Ucap Richard yang tengah mengecup dada Arin yang sedikit menyembul keluar dari gaunnya. Membuat Arin melenguh panjang saat mencapai klimaks dan dihadiahi kecupan di keningnya.

“Aku, ca--pek,” kata Arin yang kini telah duduk sembari memeluk Richard.

“Maaf, Sayang, harusnya aku bisa mengontrol diri,” Richard memeluk Arin dari belakang dan membenamkan wajahnya disela rambut panjang yang sudah berantakan.

“Harusnya aku tidak melampiaskan kemarahanku seperti tadi,” nada bicara menyesal keluar dari bibir tipis Arin.

“Aku bahagia artinya kamu sudah memaafkanku kan?”

“Belum,” jawab Arin singkat.

“Setelah apa yang kita perbuat tadi?” Richard menangkup wajah eksotik gadis yang masih tersengal setelah membersihkan tangannya.

“Kamu sudah menyentuh wanita lain juga, jadi tidak semudah itu.”

“Aku tidak pernah menyentuhnya.
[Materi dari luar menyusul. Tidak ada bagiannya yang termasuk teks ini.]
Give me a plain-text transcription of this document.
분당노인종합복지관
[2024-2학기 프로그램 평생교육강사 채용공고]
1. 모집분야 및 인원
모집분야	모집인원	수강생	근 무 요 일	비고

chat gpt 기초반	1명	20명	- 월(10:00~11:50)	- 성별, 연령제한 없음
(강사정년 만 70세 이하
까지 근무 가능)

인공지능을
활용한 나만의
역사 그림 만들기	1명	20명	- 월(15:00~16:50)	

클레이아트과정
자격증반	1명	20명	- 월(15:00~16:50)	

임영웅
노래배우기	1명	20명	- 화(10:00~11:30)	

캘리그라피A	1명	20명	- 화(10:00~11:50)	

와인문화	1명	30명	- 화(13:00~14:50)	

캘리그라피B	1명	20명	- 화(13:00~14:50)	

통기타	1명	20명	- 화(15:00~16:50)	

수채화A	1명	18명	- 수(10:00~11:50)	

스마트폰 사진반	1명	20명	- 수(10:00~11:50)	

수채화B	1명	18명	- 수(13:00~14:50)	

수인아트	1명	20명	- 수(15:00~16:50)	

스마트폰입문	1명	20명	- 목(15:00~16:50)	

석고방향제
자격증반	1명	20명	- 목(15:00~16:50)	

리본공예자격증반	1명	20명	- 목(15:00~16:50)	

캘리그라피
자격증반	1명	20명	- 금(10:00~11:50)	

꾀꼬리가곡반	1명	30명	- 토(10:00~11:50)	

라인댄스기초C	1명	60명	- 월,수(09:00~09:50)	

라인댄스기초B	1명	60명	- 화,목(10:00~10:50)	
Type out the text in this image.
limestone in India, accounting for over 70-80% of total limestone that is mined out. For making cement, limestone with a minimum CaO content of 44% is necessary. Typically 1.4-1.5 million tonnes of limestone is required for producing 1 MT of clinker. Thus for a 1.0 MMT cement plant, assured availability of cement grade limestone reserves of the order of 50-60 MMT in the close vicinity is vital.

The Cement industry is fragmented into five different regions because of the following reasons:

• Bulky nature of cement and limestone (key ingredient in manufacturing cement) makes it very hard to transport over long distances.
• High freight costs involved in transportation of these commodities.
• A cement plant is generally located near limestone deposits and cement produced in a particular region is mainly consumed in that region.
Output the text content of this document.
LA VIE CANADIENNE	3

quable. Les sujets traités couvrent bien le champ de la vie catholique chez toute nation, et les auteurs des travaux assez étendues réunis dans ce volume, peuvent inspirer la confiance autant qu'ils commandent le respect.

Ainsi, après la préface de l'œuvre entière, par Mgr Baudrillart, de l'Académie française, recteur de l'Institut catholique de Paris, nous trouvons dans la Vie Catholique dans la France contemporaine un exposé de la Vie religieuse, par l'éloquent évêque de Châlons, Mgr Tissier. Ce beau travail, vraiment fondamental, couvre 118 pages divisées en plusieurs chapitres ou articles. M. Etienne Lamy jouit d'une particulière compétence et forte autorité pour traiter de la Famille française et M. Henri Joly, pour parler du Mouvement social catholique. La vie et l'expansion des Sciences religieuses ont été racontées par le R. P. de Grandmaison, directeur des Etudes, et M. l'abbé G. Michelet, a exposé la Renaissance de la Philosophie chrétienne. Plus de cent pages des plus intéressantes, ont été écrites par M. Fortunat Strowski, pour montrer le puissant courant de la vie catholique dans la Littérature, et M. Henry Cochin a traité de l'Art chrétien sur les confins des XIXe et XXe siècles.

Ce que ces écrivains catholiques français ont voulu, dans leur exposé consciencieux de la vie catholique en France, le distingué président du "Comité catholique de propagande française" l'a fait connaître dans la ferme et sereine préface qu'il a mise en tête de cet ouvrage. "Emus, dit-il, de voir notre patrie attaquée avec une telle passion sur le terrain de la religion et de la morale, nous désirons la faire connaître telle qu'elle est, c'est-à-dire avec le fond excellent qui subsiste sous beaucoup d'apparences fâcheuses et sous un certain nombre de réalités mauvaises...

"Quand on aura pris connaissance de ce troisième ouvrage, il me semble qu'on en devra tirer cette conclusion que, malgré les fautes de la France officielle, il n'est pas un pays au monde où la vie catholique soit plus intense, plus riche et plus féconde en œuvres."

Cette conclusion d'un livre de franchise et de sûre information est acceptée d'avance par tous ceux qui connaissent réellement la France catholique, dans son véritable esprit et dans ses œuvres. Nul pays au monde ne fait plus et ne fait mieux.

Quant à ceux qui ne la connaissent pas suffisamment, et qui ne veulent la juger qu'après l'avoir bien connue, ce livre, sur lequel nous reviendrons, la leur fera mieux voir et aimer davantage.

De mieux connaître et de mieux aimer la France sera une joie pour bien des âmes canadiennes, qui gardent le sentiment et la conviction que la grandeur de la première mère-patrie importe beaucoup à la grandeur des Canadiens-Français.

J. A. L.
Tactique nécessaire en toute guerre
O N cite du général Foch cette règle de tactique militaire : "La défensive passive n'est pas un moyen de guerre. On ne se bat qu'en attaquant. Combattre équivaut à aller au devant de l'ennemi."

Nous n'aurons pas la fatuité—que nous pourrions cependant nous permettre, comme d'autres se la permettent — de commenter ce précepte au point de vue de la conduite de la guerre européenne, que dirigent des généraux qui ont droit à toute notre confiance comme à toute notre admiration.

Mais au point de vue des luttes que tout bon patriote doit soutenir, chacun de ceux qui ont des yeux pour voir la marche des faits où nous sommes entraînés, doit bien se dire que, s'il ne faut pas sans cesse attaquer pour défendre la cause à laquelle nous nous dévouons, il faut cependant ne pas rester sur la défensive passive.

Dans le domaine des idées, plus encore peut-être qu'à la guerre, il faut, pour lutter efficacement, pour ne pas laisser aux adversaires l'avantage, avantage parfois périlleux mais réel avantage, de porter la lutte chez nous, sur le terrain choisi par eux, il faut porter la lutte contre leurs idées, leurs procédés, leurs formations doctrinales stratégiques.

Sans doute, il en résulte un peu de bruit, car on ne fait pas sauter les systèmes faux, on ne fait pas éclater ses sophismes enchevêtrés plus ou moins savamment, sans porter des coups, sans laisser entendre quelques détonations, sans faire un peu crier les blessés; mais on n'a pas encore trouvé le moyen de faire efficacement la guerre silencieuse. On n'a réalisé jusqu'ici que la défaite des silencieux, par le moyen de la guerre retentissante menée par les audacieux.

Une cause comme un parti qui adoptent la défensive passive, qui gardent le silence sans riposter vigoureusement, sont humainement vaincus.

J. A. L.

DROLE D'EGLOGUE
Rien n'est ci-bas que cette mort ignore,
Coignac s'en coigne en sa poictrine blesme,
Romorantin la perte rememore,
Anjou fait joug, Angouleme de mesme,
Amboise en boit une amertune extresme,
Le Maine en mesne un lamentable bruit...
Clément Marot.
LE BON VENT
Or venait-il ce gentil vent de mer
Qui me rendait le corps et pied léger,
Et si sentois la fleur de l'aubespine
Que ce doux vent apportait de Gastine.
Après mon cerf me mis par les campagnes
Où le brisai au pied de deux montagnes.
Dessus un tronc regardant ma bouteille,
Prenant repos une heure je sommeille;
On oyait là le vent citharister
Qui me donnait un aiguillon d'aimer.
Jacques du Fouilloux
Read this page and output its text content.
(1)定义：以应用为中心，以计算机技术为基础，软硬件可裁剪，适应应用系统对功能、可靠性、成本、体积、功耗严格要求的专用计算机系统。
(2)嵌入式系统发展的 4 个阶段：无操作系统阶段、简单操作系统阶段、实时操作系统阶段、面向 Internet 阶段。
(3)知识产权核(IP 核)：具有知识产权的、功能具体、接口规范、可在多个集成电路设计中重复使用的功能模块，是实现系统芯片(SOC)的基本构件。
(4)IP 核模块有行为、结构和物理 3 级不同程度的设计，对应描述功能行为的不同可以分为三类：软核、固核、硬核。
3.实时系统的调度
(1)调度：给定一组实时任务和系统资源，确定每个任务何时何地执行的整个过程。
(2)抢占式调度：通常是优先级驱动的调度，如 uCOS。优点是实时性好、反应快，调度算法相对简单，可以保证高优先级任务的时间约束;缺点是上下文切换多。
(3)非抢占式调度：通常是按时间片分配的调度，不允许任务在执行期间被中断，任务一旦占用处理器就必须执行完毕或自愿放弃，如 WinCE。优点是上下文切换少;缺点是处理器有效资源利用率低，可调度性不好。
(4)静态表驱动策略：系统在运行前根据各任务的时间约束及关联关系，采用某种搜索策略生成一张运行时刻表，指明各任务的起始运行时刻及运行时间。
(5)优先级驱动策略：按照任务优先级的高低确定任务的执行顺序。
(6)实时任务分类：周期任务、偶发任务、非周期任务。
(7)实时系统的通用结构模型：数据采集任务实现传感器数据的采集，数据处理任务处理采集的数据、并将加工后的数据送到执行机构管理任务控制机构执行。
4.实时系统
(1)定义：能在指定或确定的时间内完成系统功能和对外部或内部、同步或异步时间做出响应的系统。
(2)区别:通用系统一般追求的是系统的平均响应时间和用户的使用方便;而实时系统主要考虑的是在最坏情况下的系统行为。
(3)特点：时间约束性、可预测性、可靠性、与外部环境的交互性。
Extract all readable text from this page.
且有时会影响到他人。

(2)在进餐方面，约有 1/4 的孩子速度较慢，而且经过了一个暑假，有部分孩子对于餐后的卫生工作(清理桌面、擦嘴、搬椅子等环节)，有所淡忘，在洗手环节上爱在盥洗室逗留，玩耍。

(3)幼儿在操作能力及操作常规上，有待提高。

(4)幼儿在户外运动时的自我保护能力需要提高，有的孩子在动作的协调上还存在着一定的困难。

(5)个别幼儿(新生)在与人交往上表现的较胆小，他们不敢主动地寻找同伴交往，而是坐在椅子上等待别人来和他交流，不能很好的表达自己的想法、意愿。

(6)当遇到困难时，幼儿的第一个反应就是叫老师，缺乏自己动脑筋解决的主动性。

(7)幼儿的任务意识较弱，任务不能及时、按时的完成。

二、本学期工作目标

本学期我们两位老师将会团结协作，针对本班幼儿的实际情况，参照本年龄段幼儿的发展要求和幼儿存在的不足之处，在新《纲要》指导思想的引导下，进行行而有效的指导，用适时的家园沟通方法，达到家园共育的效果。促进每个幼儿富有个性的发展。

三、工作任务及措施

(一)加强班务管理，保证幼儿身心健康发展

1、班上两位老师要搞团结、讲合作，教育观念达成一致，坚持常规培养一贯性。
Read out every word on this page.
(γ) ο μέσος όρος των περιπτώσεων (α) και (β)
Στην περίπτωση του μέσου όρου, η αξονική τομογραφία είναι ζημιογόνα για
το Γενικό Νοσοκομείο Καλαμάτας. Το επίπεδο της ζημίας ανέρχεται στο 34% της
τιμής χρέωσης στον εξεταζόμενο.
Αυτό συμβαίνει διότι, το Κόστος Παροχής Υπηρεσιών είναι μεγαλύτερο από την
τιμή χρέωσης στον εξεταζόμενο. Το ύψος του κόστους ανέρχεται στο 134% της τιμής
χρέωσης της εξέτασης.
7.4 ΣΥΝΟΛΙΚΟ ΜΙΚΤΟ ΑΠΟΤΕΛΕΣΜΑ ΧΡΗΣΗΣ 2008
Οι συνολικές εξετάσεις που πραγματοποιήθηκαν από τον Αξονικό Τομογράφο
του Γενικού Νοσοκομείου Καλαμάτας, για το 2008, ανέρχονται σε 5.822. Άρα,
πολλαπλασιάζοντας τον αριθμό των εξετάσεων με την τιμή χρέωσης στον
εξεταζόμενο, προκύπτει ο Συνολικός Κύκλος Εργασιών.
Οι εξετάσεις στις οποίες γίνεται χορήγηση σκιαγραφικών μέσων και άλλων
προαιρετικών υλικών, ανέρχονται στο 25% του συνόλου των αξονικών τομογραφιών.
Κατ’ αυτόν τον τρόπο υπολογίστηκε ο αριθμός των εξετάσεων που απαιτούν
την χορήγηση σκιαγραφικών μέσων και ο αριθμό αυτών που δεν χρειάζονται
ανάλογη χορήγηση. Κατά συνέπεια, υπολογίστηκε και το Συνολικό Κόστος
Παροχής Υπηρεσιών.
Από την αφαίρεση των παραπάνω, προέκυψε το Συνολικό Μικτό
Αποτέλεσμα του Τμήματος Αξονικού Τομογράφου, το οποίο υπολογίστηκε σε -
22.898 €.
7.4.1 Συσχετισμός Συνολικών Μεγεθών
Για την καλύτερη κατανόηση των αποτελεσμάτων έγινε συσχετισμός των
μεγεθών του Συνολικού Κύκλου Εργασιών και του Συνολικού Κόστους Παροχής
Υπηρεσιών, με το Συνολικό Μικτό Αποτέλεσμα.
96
Kamu akan jadi yang pertama untukku.”

Ada ketulusan yang mengalir dari kalimat Richard pada Arin yang kini telah menyandarkan kepala di bahu bidang calon suaminya.

Richard menjawab panggilan dari intercom yang ia tahu dari sopir pribadinya. Ia berbicara sebentar sebelum memutus sambungan. Tangannya membantu merapikan rambut serta penampilan Arin yang berantakan. Membersihkan lipstick yang sudah sangat kacau dengan sapu tangan. Senyumnya mengembang saat melihat bibir yang tipis itu menjadi tebal juga kiss mark mengisi nyaris seluruh leher jenjang Arin.

“Kenapa tersenyum? Bisa juga ice maker machine senyum?” ia mengenakam kembali blazer yang tadi dilemparkan Richard sembarangan.

“Still I am a ice maker machine after we do something hot, Jaan?” tatapan menggoda itu nyaris membuat Arin lepas kendali lagi.

“Whatever,” jawabnya acuh.

Richard menggandeng tangan Arin saat turun dari mobil, dan membuat gadis itu nyaris berteriak senang. Karena pria yang dulu meninggalkannya, sebentar lagi akan kembali. Matanya menatap terpesona pada sesuatu yang ada di depannya. Bagunan kokoh dengan gaya mediterania seperti mansion impiannya selama ini.

“Mansion siapa ini?” tanyanya melirik ke arah Richard.

“Milik kita dan anak-anak kita nanti.”

Pria itu tersenyum puas saat melihat wajah terpesona milik Arin. Karena mansion ini memang dibuat khusus untuk mereka tempati setelah menikah, tapi semuanya tidak terealisasi karena kejadian 8 tahun lalu. Dan kali ini mansion ini akan benar-benar mereka tinggali.

Aku tidak sabar untuk mengisi rumah ini dengan suara lenguhan dan desahanmu, Sayang.

Ucap Richard dalam hati sembari melirik ke arah Arin yang masih digandengnya memasuki mansion mereka.